The 2004 Vancouver Women's Open was a women's tennis tournament played on outdoor hard courts that was part of the Tier V category of the 2004 WTA Tour. It was the third edition of the tournament and took place in Vancouver, Canada from 9 August until 15 August 2004.

Nicole Vaidišová won the singles edition, whilst the American team of Bethanie Mattek and Abigail Spears emerged victorious in the doubles category.

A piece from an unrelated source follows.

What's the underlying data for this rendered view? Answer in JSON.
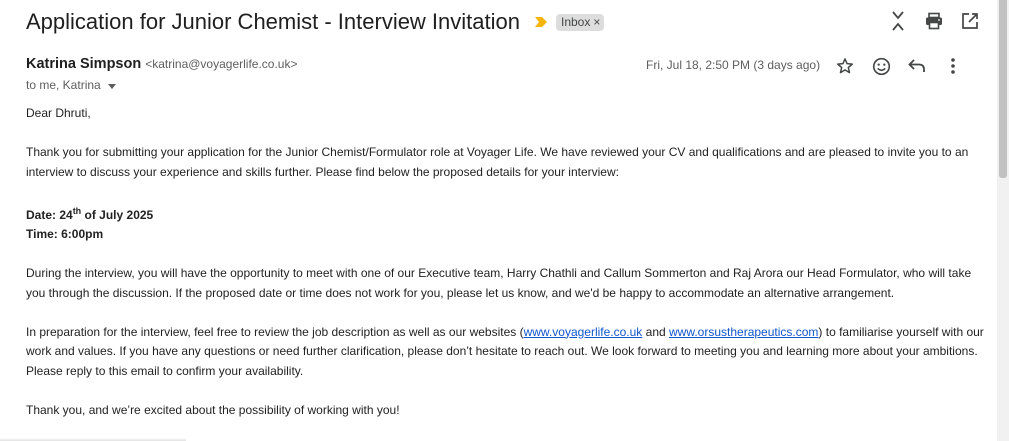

== Singles main-draw entrants ==
=== Seeds ===

| Country | Player | Rank^{1} | Seed |
|---|---|---|---|
| FRA | Marion Bartoli | 56 | 1 |
| VEN | Milagros Sequera | 75 | 2 |
| RUS | Alina Jidkova | 77 | 3 |
| USA | Laura Granville | 81 | 4 |
| USA | Marissa Irvin | 83 | 5 |
| ITA | Rita Grande | 85 | 6 |
| GER | Anna-Lena Grönefeld | 88 | 7 |
| USA | Lindsay Lee-Waters | 94 | 8 |

- Rankings are as of August 2, 2014.

=== Other entrants ===
The following players received wildcards into the main draw:
- CAN Maureen Drake
- CAN Marie-Ève Pelletier

The following players received entry from the qualifying draw:
- ARG María Vanina García Sokol
- BUL Sessil Karatantcheva
- JPN Seiko Okamoto
- CZE Nicole Vaidišová

== Results ==
=== Singles ===
CZE Nicole Vaidišová defeated USA Laura Granville, 2–6, 6–4, 6–2
- It was Vaidošová's 1st career singles title

=== Doubles ===
USA Bethanie Mattek / USA Abigail Spears defeated BEL Els Callens / GER Anna-Lena Grönefeld, 6–3, 6–3
- It was Mattek's first doubles title of her career, while it was the second title (and the first that season) for Spears.